Sarrazin-Restbestand aus dem letzten Jahr

Da der demogogische Dreck vom letzten Jahr leider nicht mit dem Jahreswechsel weg geht, noch mal was zum beliebtesten "Man-wird-ja-noch-sagen-dürfen"-Sager und erfolgreichsten Buchverkäufer des vergangenen Jahres. Sarrazins Beliebtheit zeigt übrigens wieder einmal, dass "gruppenbezogene Menschenfeindlichkeit" keine Spezialität von "Extremisten" ist.

Es geht dabei meiner Ansicht nach längst nicht mehr um Fakten beziehungsweise inhaltlich nachprüfbare Tatsachenbehauptungen. Was inhaltlich von diesen Thesen zu halten ist, nimmt das von der Politologin Naika Foroutan herausgegebene Dossier Sarrazins Thesen auf dem Prüfstand gründlich auseinander.
Ich stimme Jakob Augstein ausdrücklich zu, wenn er in Sarrazin und Lügen zu Weihnachten – Nachtrag schreibt:
Also hier noch einmal mein Hinweis: Es geht mir nicht einmal in erster Linie darum nachzuweisen, wo Thilo Sarrazin irrt. Es geht mir darum, wie auch schon im Weihnachtsblog, darauf aufmerksam zu machen, dass seine Behauptung, er stelle unwidersprochene und unwiderlegbare Tatsachen dar, falsch ist. Sarrazin handelt mit Thesen. Nicht mit Fakten. Es ist eine Technik des Demagogen, die Grenzen dazwischen verschwimmen zu lassen.
Ich bin mir dabei aber ziemlich sicher, dass Sarrazin nicht so selbstbewußt und selbstgerecht sozialdarwinistische und kulturalistische und quasi-rassistische Thesen in die Welt setzen würde, wenn er nicht das Gefühl hätte, sich dabei auf das Urteil von Experten stützen zu können. Wobei das Urteil, sprich die Thesen der Experten, z. B. im Falle Heinsohns, auch aus zur These passend zurechfrisierten Daten beruht.

Wie ich an anderer Stelle schon schrob, geht es meiner Ansicht nach bei dem ganzen Zirkus Sarrazini nur der Provokation halber z. B. um "Gene" bzw. "Intelligenzunterschiede bei unterschiedlichen Bevölkerungsgruppen".
Der Kern der sarrazinischen Weltsicht ist: Der Wert eines Menschen hängt von seiner Nützlichkeit ab.
"Wer nicht arbeitet, der soll auch nicht essen". Sagte ja auch Münte, einen gefälschten Paulus-Brief zitierend, und sich auf die sozialdemokratische Tradition, sprich August Bebel berufend (nicht ganz zurecht, nicht ganz ehrlich übrigens).

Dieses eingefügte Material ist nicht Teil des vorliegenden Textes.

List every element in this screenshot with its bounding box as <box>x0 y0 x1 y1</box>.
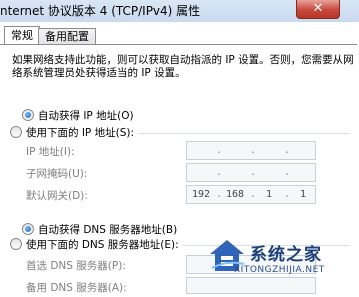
radio-manual-ip[interactable]: 使用下面的 IP 地址(S): <box>10 125 138 140</box>
tab-general[interactable]: 常规 <box>4 26 40 45</box>
default-gateway-input[interactable]: 192 . 168 . 1 . 1 <box>186 185 316 204</box>
ip-dot: . <box>215 167 223 178</box>
ip-octet: 168 <box>225 189 245 200</box>
description-text: 如果网络支持此功能，则可以获取自动指派的 IP 设置。否则，您需要从网络系统管理… <box>12 54 354 79</box>
ip-dot: . <box>249 167 257 178</box>
radio-auto-ip-label: 自动获得 IP 地址(O) <box>38 110 134 122</box>
alternate-dns-label: 备用 DNS 服务器(A): <box>26 282 127 294</box>
tab-alternate-config-label: 备用配置 <box>45 30 89 43</box>
close-icon: ✕ <box>312 1 324 16</box>
radio-manual-dns[interactable]: 使用下面的 DNS 服务器地址(E): <box>10 237 183 252</box>
subnet-mask-input[interactable]: . . . <box>186 163 316 182</box>
watermark-brand: 系统之家 <box>250 245 322 265</box>
ip-octet: 1 <box>299 189 307 200</box>
close-button[interactable]: ✕ <box>296 0 340 19</box>
ip-dot: . <box>249 145 257 156</box>
tab-alternate-config[interactable]: 备用配置 <box>38 28 96 45</box>
radio-manual-dns-indicator[interactable] <box>10 238 22 250</box>
ip-dot: . <box>215 189 223 200</box>
ip-dot: . <box>283 189 291 200</box>
radio-auto-dns-label: 自动获得 DNS 服务器地址(B) <box>38 224 178 236</box>
watermark-url: XITONGZHIJIA.NET <box>234 265 325 275</box>
radio-manual-dns-label: 使用下面的 DNS 服务器地址(E): <box>26 239 179 251</box>
preferred-dns-label: 首选 DNS 服务器(P): <box>26 260 126 272</box>
title-bar[interactable]: nternet 协议版本 4 (TCP/IPv4) 属性 ✕ <box>0 0 359 23</box>
ip-dot: . <box>215 145 223 156</box>
radio-manual-ip-label: 使用下面的 IP 地址(S): <box>26 127 134 139</box>
ip-octet: 192 <box>191 189 211 200</box>
subnet-mask-label: 子网掩码(U): <box>26 168 88 180</box>
ip-address-input[interactable]: . . . <box>186 141 316 160</box>
window-title: nternet 协议版本 4 (TCP/IPv4) 属性 <box>0 4 201 18</box>
radio-auto-ip[interactable]: 自动获得 IP 地址(O) <box>22 108 134 123</box>
radio-auto-dns[interactable]: 自动获得 DNS 服务器地址(B) <box>22 222 177 237</box>
alternate-dns-input[interactable] <box>186 277 316 294</box>
ip-dot: . <box>249 189 257 200</box>
default-gateway-label: 默认网关(D): <box>26 190 88 202</box>
ip-address-label: IP 地址(I): <box>26 146 75 158</box>
radio-auto-ip-indicator[interactable] <box>22 109 34 121</box>
radio-auto-dns-indicator[interactable] <box>22 223 34 235</box>
ip-dot: . <box>283 145 291 156</box>
tab-general-label: 常规 <box>11 29 33 42</box>
ip-dot: . <box>283 167 291 178</box>
radio-manual-ip-indicator[interactable] <box>10 126 22 138</box>
ip-octet: 1 <box>265 189 273 200</box>
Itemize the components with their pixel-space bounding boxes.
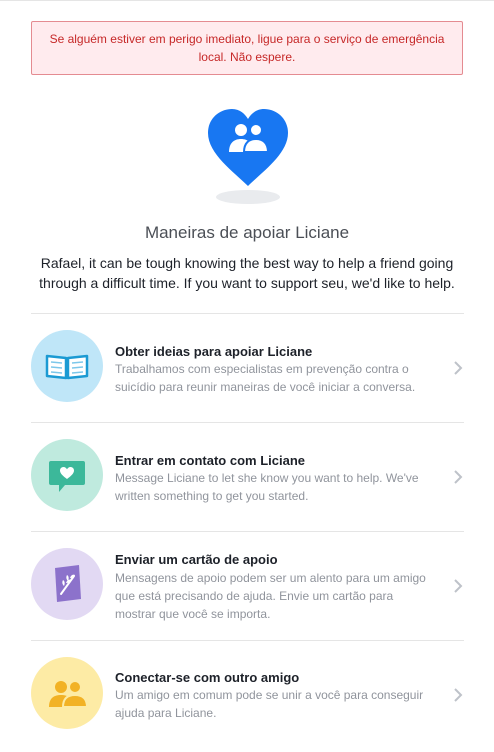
option-description: Message Liciane to let she know you want… — [115, 471, 419, 503]
option-connect-friend[interactable]: Conectar-se com outro amigo Um amigo em … — [31, 641, 464, 749]
friends-heart-icon — [204, 106, 292, 206]
option-description: Trabalhamos com especialistas em prevenç… — [115, 362, 416, 394]
chevron-right-icon — [452, 578, 464, 594]
card-icon — [31, 548, 103, 620]
friends-icon — [31, 657, 103, 729]
chevron-right-icon — [452, 687, 464, 703]
option-title: Entrar em contato com Liciane — [115, 453, 305, 468]
intro-text: Rafael, it can be tough knowing the best… — [39, 255, 455, 291]
option-contact[interactable]: Entrar em contato com Liciane Message Li… — [31, 423, 464, 531]
option-title: Obter ideias para apoiar Liciane — [115, 344, 313, 359]
option-get-ideas[interactable]: Obter ideias para apoiar Liciane Trabalh… — [31, 314, 464, 422]
top-border — [0, 0, 494, 1]
emergency-alert: Se alguém estiver em perigo imediato, li… — [31, 21, 463, 75]
option-send-card[interactable]: Enviar um cartão de apoio Mensagens de a… — [31, 532, 464, 640]
book-icon — [31, 330, 103, 402]
option-description: Um amigo em comum pode se unir a você pa… — [115, 688, 424, 720]
chevron-right-icon — [452, 360, 464, 376]
message-heart-icon — [31, 439, 103, 511]
option-title: Enviar um cartão de apoio — [115, 552, 278, 567]
page-title: Maneiras de apoiar Liciane — [144, 223, 350, 242]
emergency-alert-text: Se alguém estiver em perigo imediato, li… — [49, 32, 445, 64]
option-description: Mensagens de apoio podem ser um alento p… — [115, 571, 426, 621]
chevron-right-icon — [452, 469, 464, 485]
option-title: Conectar-se com outro amigo — [115, 670, 300, 685]
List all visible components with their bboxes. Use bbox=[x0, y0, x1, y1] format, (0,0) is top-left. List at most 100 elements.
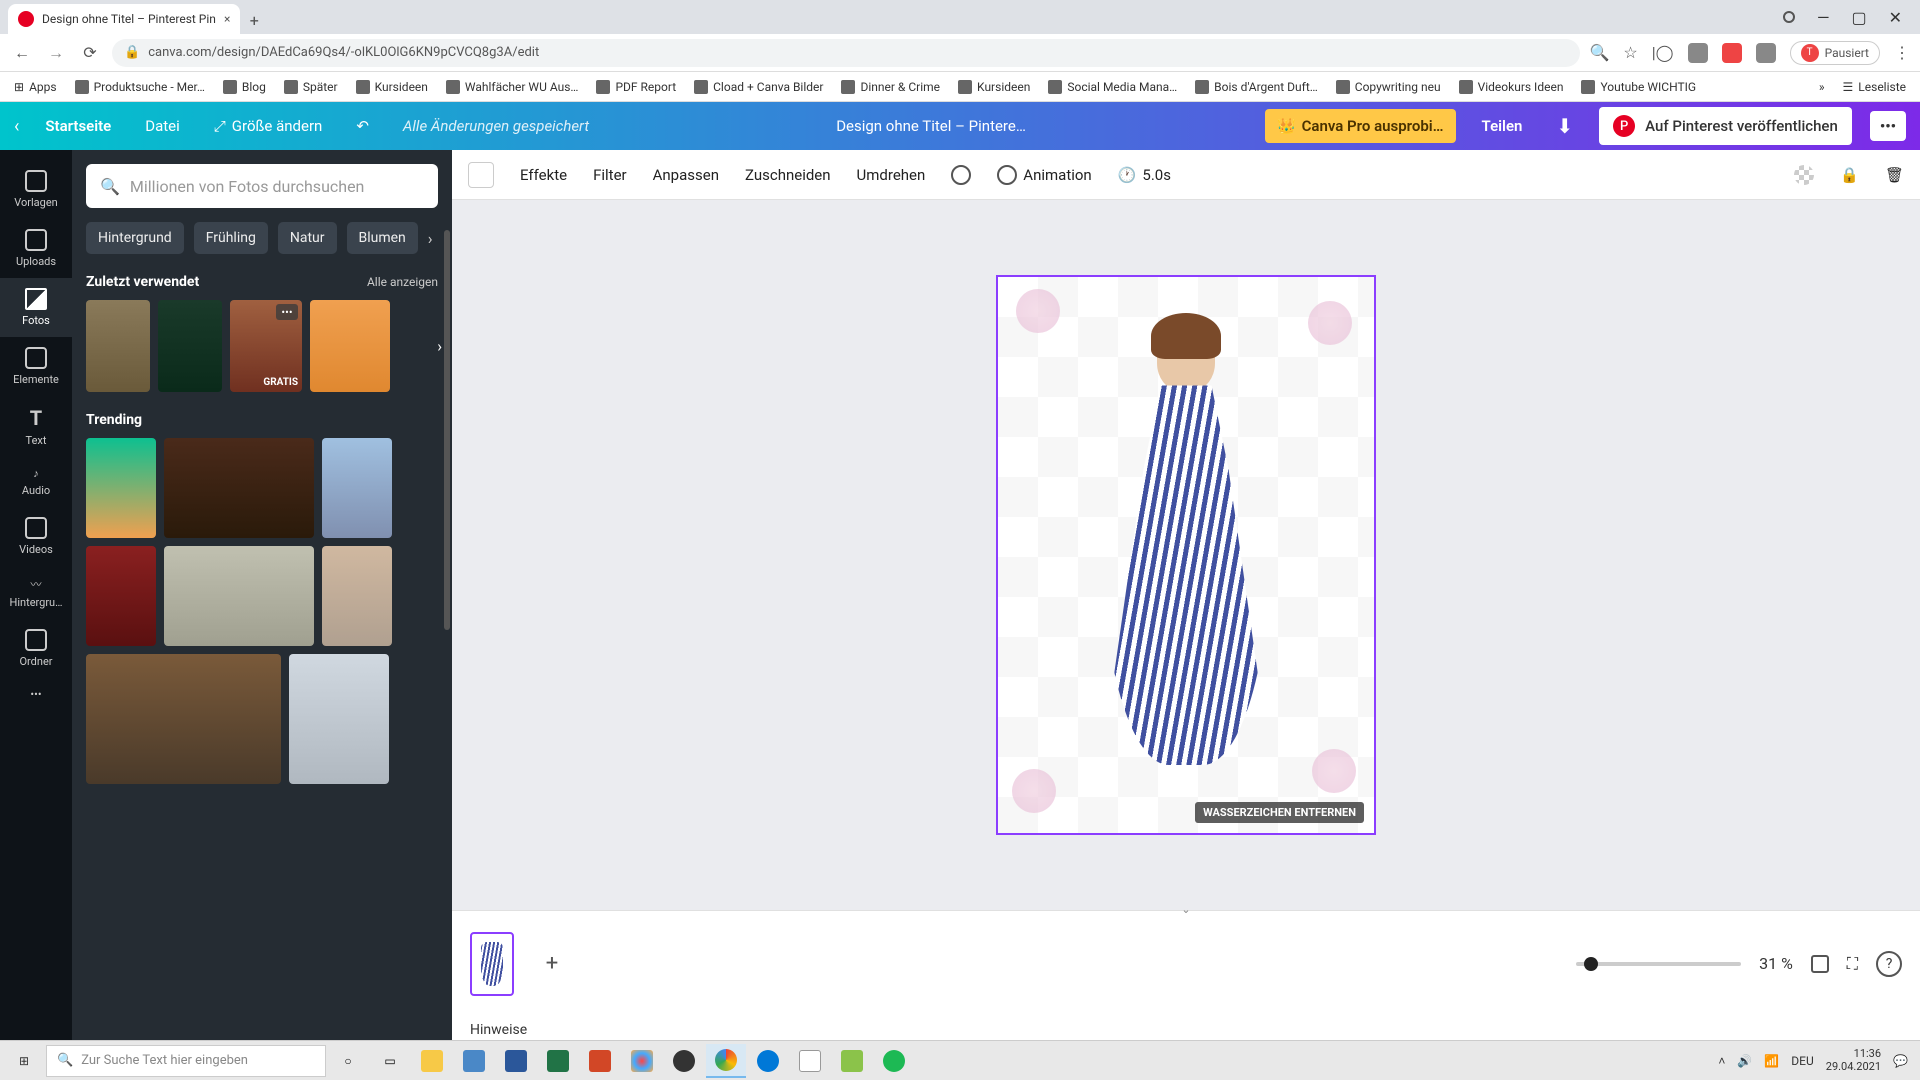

Dachte auch Peter Hartz. Daher bin ich nicht überrascht, wie viele Sarrazin-Fans es an der SPD-Basis gibt.
Ich fasse Sarrazins Kernthese mal so zusammen:
Deutschland braucht mehr Hochleistungs-Nutzmenschen, notfalls durch Einwanderung, das ist eben effizienter, als mühsam den sich kanikelhaft vermehrenden degenerierten Unterschicht-Kindern Bildung beizupulen. Wobei man das ja auch nicht ganz lassen sollte, weshalb Sarrazin ja auch für Kindergarten-Pflicht, Ganztagsschule, Schuluniformen, ordentlich Disziplin und harte Strafe für Bildungsverweigerer ist. Und überhaupt: es ist mega-wichtig, eventuell doch talentierte Unterschicht-Kinder den Einfluss ihrer leistungsverweigernden Eltern zu entziehen. Am Besten schon ab Krippenalter!

Da ja Kritiker der Sarrazinische Thesen gern mit dem Hinweis abgebügelt werden, man müsse Sarrazins Buch "Deutschland schafft sich ab" gelesen haben, dann würde einem schon klar werden, dass er auf solider Faktenbasis argumentieren würde, hatte ich mir "den Sarrazin" mal angetan (übrigens als ein ausgeliehenes Exemplar).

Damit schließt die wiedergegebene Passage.